Statue by William W. Story in San Francisco, California, U.S.

A memorial statue of Francis Scott Key stood in Golden Gate Park, San Francisco, in the U.S. state of California, from 1888 until 2020.

==Original monument==
The monument to Francis Scott Key was commissioned by San Francisco businessman James Lick, who donated some $60,000 for a sculpture of Key to be raised in San Francisco's Golden Gate Park. The nation's first memorial to Key, it consisted of a sculpture of the seated Key, within a travertine monument displaying text from "The Star-Spangled Banner", and surmounted by a statue of Columbia and four eagles. It was executed by sculptor William W. Story in Rome during 1885–1887, transported to San Francisco, and unveiled on July 4, 1888, near a new music stand.

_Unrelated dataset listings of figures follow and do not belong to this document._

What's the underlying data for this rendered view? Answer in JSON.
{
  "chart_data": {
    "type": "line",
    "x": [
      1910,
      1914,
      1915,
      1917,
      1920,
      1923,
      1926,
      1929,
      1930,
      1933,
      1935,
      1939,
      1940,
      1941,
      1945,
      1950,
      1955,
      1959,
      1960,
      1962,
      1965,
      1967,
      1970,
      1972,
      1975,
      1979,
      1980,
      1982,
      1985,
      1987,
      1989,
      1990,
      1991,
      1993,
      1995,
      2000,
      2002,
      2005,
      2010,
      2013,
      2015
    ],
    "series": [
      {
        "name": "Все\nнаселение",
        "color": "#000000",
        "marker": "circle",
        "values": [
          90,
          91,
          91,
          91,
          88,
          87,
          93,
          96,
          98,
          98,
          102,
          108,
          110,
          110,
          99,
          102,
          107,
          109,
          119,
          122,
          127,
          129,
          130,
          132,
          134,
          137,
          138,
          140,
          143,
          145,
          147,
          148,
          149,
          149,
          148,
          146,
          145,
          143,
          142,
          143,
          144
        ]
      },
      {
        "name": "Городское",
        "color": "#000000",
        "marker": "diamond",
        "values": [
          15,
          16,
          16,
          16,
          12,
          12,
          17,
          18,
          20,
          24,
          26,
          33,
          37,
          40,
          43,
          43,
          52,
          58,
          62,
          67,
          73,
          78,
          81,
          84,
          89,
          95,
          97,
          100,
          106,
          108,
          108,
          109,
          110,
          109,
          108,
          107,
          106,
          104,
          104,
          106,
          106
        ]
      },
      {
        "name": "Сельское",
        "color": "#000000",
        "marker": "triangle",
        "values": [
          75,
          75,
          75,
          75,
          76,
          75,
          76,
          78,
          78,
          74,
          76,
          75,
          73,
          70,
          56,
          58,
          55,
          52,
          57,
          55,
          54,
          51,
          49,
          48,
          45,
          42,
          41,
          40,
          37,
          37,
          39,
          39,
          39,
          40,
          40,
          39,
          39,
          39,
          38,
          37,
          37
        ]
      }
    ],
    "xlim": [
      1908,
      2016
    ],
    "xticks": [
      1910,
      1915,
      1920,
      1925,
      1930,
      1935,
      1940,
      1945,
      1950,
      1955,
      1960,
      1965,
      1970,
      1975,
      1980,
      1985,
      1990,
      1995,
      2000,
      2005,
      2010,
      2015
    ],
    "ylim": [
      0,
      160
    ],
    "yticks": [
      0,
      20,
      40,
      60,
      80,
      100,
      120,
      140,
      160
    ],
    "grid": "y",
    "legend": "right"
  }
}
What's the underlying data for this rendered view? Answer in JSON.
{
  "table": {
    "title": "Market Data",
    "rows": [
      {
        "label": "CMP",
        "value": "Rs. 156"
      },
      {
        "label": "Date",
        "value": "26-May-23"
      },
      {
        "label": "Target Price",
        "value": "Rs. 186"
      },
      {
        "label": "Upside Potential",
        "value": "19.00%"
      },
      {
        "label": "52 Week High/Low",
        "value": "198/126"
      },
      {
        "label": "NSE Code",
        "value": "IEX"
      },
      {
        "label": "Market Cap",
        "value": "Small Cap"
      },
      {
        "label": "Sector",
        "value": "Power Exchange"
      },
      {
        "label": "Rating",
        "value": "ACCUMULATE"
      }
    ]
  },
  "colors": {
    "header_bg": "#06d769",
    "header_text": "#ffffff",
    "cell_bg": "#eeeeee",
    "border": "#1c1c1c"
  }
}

In the San Francisco earthquake of 1906, the monument was damaged and, when repaired, it was re-erected in a more prominent position in the park, on the south side of the Music Concourse. In 1967 it was dismantled and taken into storage to allow further expansion of the nearby California Academy of Sciences. When restored to public view, on July 4, 1977, it was placed in yet another location, at the eastern end of the Music Concourse. In the 2010s, the city of San Francisco completed a $140,000 renovation of the Key monument.

==Removal and Monumental Reckoning==
The statue was toppled by vandals on June 19, 2020, in the wake of the murder of George Floyd. A year later, on Juneteenth 2021, sculptor Dana King unveiled Monumental Reckoning, comprising 350 sculptures encircling the plinth of the empty monument. These 4 feet (1.2 meters) high sculptures represented the first Africans kidnapped from their homeland in Angola and sold into chattel slavery in Virginia in 1619. The words "Lift Every Voice" were also installed above the Spreckels Temple of Music in honor of the civil rights activist James Weldon Johnson, author of "Lift Every Voice and Sing", a hymn often referred to as the "Black national anthem". The sculptures stood until early 2024.